You will need the following software installed on your system:
- Git
- Docker Desktop
- You will need to start Docker before the process will work.
- Visual Studio Code
To get the application running:
- Clone the repository to a folder of your choice
- Ask another developer for a
.env
file, and place it in the root of the application folder (you can set up your AWS access to be able to do this yourself later) - Open the folder in VS Code, and when prompted, choose "Reopen in container"
- The container will now build and execute first run tasks - this will take between 5 and 10 minutes
depending on the performance of your computer. Wait for the terminal showing build tasks to
display "
Done. Press any key to close the terminal.
"
When the build has finished, you can run the application by clicking on "bin/dev
script. This will start:
- The Rails application running on http://localhost:3000
- An asset build task each for Javascript and CSS
- Sidekiq for processing background jobs
Optional: Advanced custom setup (for developers)
The Docker-based devcontainer setup (see configuration) is our "gold standard" reference implementation of a local development environment. We highly recommend you use it, but you're of course free to work in whatever way makes you the most happy and productive.
This might involve running a container-based workflow using vanilla
docker-compose
(working inside the container using a command-line text editor, or outside the container in a GUI editor or IDE), running a Linux VM with a container engine for that extra bit of performance, or just using the container definitions as a guide to setting the app up locally without any Docker involvement at all.Following convention, a
bin/dev
script is provided that uses Foreman to run all the tasks needed for the application.
This section describes optional additional setup tasks once you have the application up and running.

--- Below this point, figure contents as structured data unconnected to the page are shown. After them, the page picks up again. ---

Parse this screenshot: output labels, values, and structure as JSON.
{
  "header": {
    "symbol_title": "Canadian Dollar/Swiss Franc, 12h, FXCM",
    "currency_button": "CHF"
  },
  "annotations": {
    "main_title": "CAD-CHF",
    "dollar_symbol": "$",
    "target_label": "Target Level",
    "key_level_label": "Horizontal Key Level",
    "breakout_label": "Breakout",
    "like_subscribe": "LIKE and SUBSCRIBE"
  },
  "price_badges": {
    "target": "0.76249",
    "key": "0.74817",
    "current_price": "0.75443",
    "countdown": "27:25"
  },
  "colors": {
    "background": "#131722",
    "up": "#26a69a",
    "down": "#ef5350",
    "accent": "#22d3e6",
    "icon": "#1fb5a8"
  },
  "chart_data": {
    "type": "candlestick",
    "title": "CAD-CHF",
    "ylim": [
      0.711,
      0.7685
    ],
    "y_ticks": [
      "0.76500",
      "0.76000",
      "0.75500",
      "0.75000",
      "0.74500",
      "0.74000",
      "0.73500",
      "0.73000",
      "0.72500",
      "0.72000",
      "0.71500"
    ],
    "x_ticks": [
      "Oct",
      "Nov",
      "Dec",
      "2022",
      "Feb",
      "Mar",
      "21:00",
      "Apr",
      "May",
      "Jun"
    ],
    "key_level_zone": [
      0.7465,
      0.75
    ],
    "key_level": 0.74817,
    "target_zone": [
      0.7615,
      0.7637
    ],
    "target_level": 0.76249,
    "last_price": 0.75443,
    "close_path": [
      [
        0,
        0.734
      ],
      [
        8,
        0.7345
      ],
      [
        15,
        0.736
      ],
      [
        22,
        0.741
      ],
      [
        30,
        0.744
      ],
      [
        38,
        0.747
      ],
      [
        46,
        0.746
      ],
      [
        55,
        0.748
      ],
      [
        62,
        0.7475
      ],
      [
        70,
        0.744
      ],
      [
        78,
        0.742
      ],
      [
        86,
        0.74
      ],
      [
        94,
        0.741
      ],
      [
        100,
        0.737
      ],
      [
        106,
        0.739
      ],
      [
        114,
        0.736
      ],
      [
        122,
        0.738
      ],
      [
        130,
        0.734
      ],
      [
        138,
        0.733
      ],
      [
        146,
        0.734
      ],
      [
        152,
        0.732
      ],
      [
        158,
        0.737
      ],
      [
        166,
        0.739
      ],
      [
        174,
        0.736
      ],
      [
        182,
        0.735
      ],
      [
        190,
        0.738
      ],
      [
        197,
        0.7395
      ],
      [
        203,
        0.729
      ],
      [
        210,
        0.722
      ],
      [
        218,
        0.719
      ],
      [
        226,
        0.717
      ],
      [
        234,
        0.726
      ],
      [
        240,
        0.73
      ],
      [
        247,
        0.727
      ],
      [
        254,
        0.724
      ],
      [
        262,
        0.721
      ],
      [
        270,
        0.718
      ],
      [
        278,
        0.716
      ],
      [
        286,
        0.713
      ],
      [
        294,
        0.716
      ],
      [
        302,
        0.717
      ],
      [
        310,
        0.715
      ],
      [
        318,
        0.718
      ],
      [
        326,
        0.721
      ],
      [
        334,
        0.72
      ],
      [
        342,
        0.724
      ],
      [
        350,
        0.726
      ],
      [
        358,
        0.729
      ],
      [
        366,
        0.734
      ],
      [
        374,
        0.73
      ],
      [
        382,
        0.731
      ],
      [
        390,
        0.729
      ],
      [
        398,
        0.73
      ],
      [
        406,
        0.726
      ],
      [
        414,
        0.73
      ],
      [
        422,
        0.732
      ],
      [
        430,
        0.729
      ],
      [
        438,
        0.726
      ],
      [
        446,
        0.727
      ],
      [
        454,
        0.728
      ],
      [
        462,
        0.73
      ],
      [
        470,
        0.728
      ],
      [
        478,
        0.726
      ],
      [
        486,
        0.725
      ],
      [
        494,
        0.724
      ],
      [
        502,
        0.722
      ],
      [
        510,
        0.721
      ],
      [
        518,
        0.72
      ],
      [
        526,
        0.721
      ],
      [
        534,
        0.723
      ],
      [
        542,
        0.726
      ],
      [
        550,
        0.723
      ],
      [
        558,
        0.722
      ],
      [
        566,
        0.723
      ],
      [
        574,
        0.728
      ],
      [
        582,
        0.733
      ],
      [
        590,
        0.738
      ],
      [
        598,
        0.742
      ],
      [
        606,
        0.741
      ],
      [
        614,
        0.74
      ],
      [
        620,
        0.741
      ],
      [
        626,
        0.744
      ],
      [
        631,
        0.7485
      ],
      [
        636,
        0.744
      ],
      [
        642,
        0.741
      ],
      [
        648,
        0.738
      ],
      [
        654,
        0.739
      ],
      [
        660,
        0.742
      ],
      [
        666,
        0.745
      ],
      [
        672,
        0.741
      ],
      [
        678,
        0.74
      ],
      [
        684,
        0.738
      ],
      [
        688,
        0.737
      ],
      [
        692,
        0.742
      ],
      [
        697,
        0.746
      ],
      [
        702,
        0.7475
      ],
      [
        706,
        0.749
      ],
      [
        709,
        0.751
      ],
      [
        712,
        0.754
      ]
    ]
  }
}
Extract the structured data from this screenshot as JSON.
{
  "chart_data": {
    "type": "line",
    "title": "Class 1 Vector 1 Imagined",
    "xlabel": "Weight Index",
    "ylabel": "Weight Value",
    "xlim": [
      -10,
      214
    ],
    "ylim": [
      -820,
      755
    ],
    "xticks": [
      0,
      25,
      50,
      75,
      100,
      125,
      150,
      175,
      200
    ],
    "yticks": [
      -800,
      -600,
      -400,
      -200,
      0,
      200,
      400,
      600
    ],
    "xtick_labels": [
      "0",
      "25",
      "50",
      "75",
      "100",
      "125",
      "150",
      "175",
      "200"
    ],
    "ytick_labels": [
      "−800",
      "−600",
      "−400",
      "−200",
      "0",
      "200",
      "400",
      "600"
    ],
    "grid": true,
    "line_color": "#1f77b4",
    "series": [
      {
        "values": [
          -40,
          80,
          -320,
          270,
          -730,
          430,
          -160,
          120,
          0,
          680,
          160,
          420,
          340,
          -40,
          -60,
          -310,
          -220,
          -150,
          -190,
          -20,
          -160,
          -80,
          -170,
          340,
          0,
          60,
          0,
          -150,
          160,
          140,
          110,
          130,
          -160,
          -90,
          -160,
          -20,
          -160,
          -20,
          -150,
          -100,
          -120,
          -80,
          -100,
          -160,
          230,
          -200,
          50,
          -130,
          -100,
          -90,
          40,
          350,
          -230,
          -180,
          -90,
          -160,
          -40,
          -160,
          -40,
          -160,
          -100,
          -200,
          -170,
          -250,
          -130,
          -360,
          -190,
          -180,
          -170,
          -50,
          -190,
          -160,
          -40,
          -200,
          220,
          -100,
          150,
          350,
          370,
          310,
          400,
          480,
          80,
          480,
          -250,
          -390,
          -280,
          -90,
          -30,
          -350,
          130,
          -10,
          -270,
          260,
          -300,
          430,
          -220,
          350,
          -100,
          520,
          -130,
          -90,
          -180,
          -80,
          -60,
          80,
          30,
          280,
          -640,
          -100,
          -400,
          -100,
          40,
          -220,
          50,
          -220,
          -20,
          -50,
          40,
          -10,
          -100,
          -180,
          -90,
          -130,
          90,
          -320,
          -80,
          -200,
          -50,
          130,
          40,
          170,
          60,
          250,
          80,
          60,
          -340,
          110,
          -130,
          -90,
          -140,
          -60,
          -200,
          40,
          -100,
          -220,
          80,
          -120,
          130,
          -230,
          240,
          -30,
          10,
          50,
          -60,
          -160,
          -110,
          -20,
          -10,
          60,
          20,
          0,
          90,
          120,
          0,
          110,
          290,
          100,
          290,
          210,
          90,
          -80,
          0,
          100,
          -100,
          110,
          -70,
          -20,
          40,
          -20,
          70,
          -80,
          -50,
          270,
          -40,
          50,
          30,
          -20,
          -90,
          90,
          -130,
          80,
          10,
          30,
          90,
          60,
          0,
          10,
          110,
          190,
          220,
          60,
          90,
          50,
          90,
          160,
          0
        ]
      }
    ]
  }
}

It is mainly relevant for developers and not strictly necessary to run the application.
Once onboarded to AWS, you should finish setting up your account by following the steps described in the AWS roles and CLI tools documentation.
Some environment variables are stored in AWS Systems Manager Parameter Store, some are stored in the repository.
Secrets (eg: API keys) are stored in AWS Systems Manager Parameter Store in /teaching-vacancies/<env>/app/*
and /teaching-vacancies/<env>/infra/*
files.
Non-secrets (eg: public URLs or feature flags) are stored in the repository in terraform/workspace-variables/<env>_app_env.yml
files.
Run the following command to fetch all the required environment variables for development and output to a shell environment file:
aws-vault exec ReadOnly -- make -s local print-env > .env
Git secrets offers an easy way to defend against accidentally publishing these secrets.